I've been working on this wardrobe for a larger environment for about a month so far, finished the high poly and low poly, now having issues with textures. I'm using a 2048x2048 texture and still don't have nearly enough texel density, the details come out pixelated. Should I give the wardrobe multiple 1k-2k textures? I already decided to give the sun emblem its own 1024x1024 texture and justified that by planning to reuse it elsewhere. Having several textures adding up to 4k or 8k worth of pixels just seems like a lot for an environment object. How much texture space might a professional use for this if they were working on a graphics heavy AAA game? I'm probably way lowballing how big the textures of modern games are.
Here's the low poly and UV map. Low poly is currently 5379 triangles.
Here's some of the high poly details I'm trying to bake into the normal map.
Replies
Wardrobe is a pretty big object, so no wonder it gets low texel density, but here is my thoughts
1-st: your UV has a lot free space, try to use all free space as possible
2-nd: in my humble opinion in this case it's better to make a few more cuts, so it will be more handy to manage all this UV-pieces and gives you more space(but only if it's not so critical for final result), something like this:
3-rd: i think in this case reduce percentage space between UV-pieces will be a good move, i would say something like 0.5 is good enough, i use Maya but i guess you understand what i mean. And again, do this if it's not critical for final result, and when i say it i mean that your bake can be fucked up with not enough space between UV-pieces or with wrong UV cuts:
Hope this will help
My english not perfect btw, so let me know if there is something you can't understand
@icegodofhungary I wanted to avoid that because I thought it might be noticeable, but after a few mirror modifiers and an array modifier I'm reaching almost the same texel density with a 2K texture as the original had with a 4K, once I manually pack this I'll get the 5 pixels/cm^2 I'm going for. Definitely worth repeating the texture to get this much of an efficiency boost.
Here's my result with the improvements, going to do the manual packing tomorrow after I wake up.
-When baking a curved high-poly edge down to a hard edge you usually get better results when the UVs for the low poly are split in the same places that the edges are hardened (or edge normals are split. Whatever you like to call it) Have a few pixels of space between UV shells for the baking software to put the edge information. More on best practices for normal baking here: https://80.lv/articles/best-practices-for-hard-surface-normal-map-baking/
-Trouble shoot your low poly mesh and make sure there is nothing weird going on. Double check it one last time to remove any variables. Fix any N-gons (polygons with more than 4 edges) make sure your normals are all pointing in correct directions. No overlapping UVs or flipped UVs. No duplicated faces floating on to of each other. Optimize scene size, delete history, ungroup and unparent. make sure that your low poly and high poly are as perfectly lined up as possible with frozen transforms and pivots in the exact same place. These may seem silly, but I have had each one of these screw up a bake despite knowing better.

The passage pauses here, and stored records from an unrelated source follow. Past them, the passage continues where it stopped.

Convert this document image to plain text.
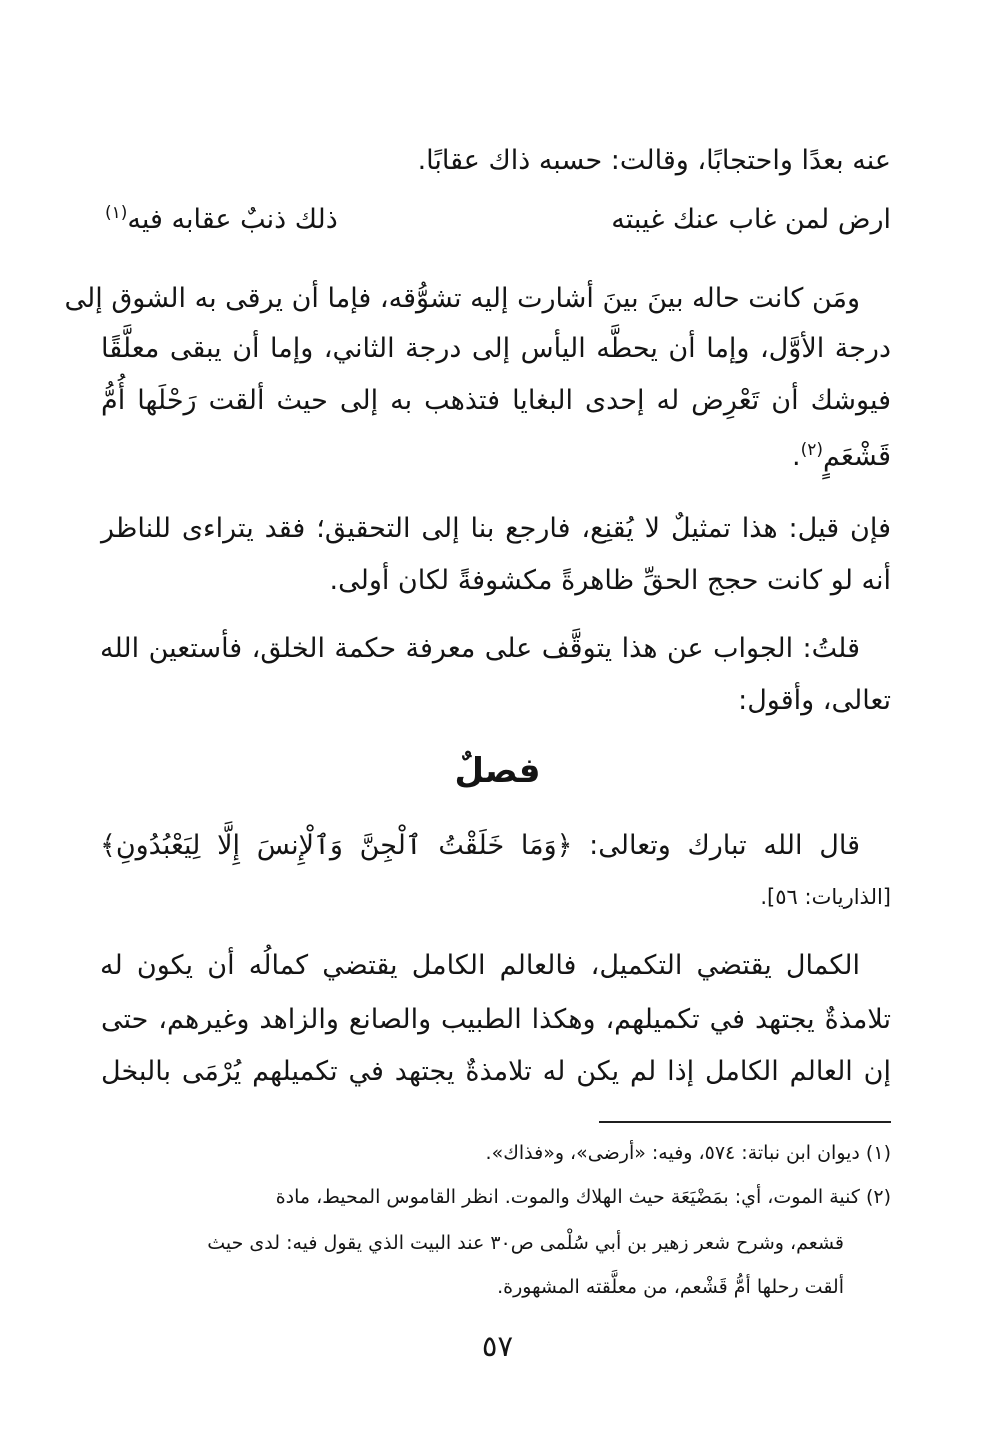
عنه بعدًا واحتجابًا، وقالت: حسبه ذاك عقابًا.
ارض لمن غاب عنك غيبته
ذلك ذنبٌ عقابه فيه$^{(١)}$
ومَن كانت حاله بينَ بينَ أشارت إليه تشوُّقه، فإما أن يرقى به الشوق إلى
درجة الأوَّل، وإما أن يحطَّه اليأس إلى درجة الثاني، وإما أن يبقى معلَّقًا
فيوشك أن تَعْرِض له إحدى البغايا فتذهب به إلى حيث ألقت رَحْلَها أُمُّ
قَشْعَمٍ$^{(٢)}$.
فإن قيل: هذا تمثيلٌ لا يُقنِع، فارجع بنا إلى التحقيق؛ فقد يتراءى للناظر
أنه لو كانت حجج الحقِّ ظاهرةً مكشوفةً لكان أولى.
قلتُ: الجواب عن هذا يتوقَّف على معرفة حكمة الخلق، فأستعين الله
تعالى، وأقول:
فصلٌ
قال الله تبارك وتعالى: ﴿وَمَا خَلَقْتُ ٱلْجِنَّ وَٱلْإِنسَ إِلَّا لِيَعْبُدُونِ﴾
[الذاريات: ٥٦].
الكمال يقتضي التكميل، فالعالم الكامل يقتضي كمالُه أن يكون له
تلامذةٌ يجتهد في تكميلهم، وهكذا الطبيب والصانع والزاهد وغيرهم، حتى
إن العالم الكامل إذا لم يكن له تلامذةٌ يجتهد في تكميلهم يُرْمَى بالبخل
(١) ديوان ابن نباتة: ٥٧٤، وفيه: «أرضى»، و«فذاك».
(٢) كنية الموت، أي: بمَضْيَعَة حيث الهلاك والموت. انظر القاموس المحيط، مادة
قشعم، وشرح شعر زهير بن أبي سُلْمى ص٣٠ عند البيت الذي يقول فيه: لدى حيث
ألقت رحلها أمُّ قَشْعم، من معلَّقته المشهورة.
٥٧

-In your UV image all of your UV shells are different colors. I don't know what software you are using to create your UVs, but if it's anything like Maya LT, it either means UV shells are stacked, flipped backwards, or stacked and flipped backwards. All of which are bad for baking. Having stacked and flipped UVs are fine for displaying textures, saving space, reducing or increasing tiling effects etc.. But baking on anything other than a single layer of nicely laid out UV shells is going to cause problems. Easy fix though, make a copy of your low poly just for baking, and move all of those extra UV's out of the 0-1 space, or delete redundant pieces of your copied mesh.
-Substance Painter only needs 3 things to create all of the "mesh maps" to drive the smart materials and mask generators (like edge wear). The low-poly mesh, the normal map, and the ambient occlusion map. You can plug the normal and AO into their slots in SP and use them to generate any map that doesn't need a high-poly like the World Space Normal, Curvature, and Position. No need to load the high poly, or check on the "use low-poly as high-poly", or play with the search distances, or any of that gunk. If your Normal and AO are good, the other maps will bake perfectly. With this workflow, you can do whatever it take to make a clean normal and AO, and then go from there. You can bake, hand paint, photo-bash, node-up in Substance Designer, or any combination of things to get your clean normal and AO maps.
-Sometimes creating a copy of your model just for baking and then blowing it up helps. I've run into issues sometimes where I get artifacts from having separate meshes too close together during a bake and it can look pretty weird. Similar to your images. Separating all of the different pieces, or using Substance Painter's match mesh bu suffix option can help.
-You could try texturing your model with a trim sheet. It's kind of hard to explain in words, but it's like, instead of creating a texture to fit your UVs, you create your UVs to fit a texture. And the texture usually tiles horizontally. https://polycount.com/discussion/214726/creating-trim-sheets-4-part-tutorial-polygon-academy I have seen this technique used really well for wood furniture. Plus, once you have a nice Trim Sheet, you can build the entire bedroom set all running off of one texture.
I hope some of that helps you out. Good luck.